After the death of Thurmond, a notorious racist as he built his political career but repentant towards the end, it was officially acknowledged that he had fathered a Black daughter some 70 years before and had, in his own typical-of-the-old-South way, supported her through college and beyond.

As I have said many times before, we are all mutts. A little dab of this, a little dab of that -- and that makes us all the more American.

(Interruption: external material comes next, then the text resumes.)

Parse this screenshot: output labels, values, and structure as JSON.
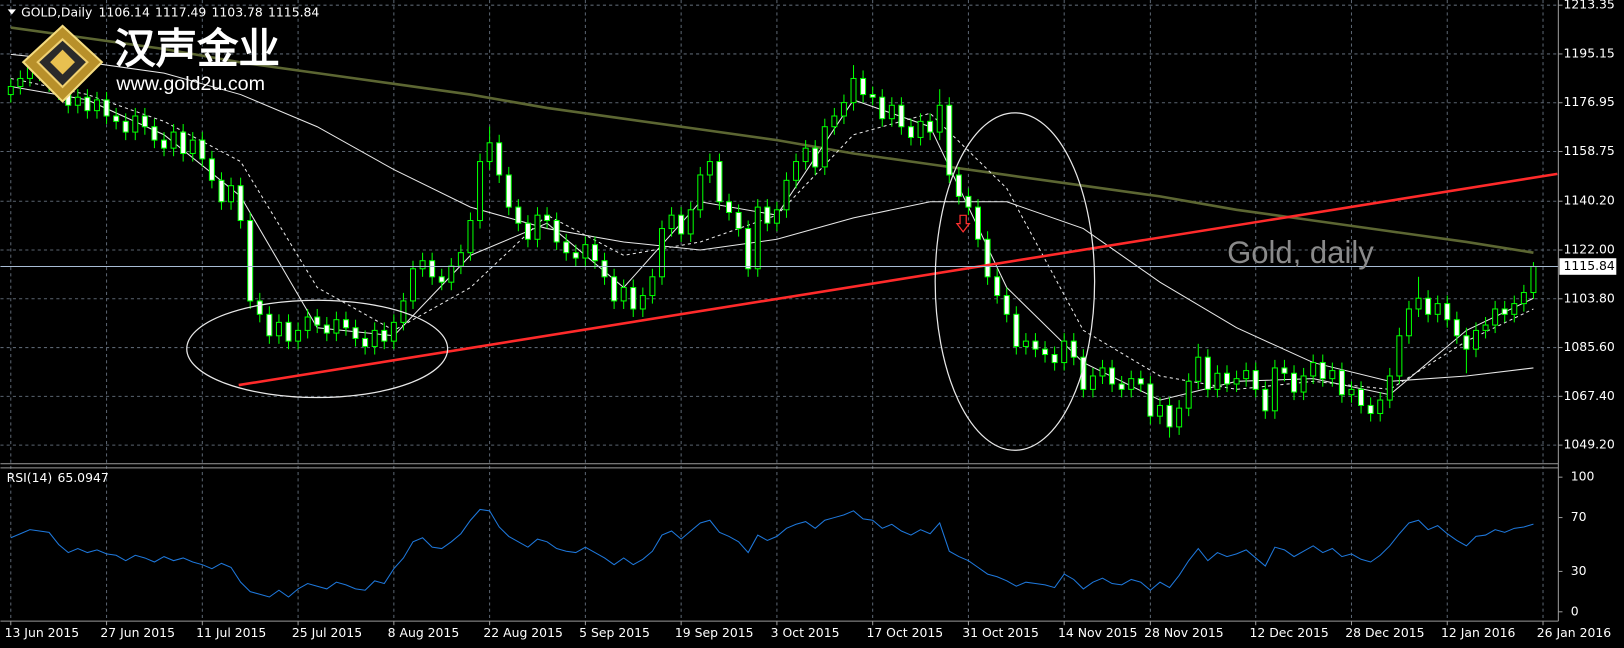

Perhaps the presidential odyssey of Barack Obama, a true African American because of his White American mother and his Black Kenyan father, has us more attuned to issues of racial identity. Think of this: The only certified descendants of the relationship between Thomas Jefferson, the president, and his Black slave/concubine/mistress Sally Hemings is a WHITE family in Staten Island, N.Y. The putative BLACK descendants haven't been able to convince those who need to be convinced.

To understand how all of this is ridiculous when defining ourselves in the 21st century, take a look at a booklet done by the late J. A. Rogers called "The Five Negro Presidents." It was published in 1965 and is available online and in Afrocentric bookstores. Based on the way Blackness in the US was defined as any knowable or rumored genetic connection to a Black person, however meager, Rogers came up with five; to his list, others have added at least one more. So neither Jesse Jackson nor Colin Powell nor Barack Obama would, truly, be a first.

And, of course, we are ALL Africans, if you believe the scientists who have traced all living humanity to that continent. The Rev told the News this about the discovery of his supposed connection to Thurmond: "It tells you who you are. Where you come from. Where your bloodline is."

I beg to differ: This information may tell you something about your bloodline, but it can never tell you who you are.

1 comment:

West said...

I could see it being a pretty sobering dose of reality.

Digging that far into the past would have me expecting to hear about folks I've never heard of moreso than a connection to recently-deceased recovering segregationists.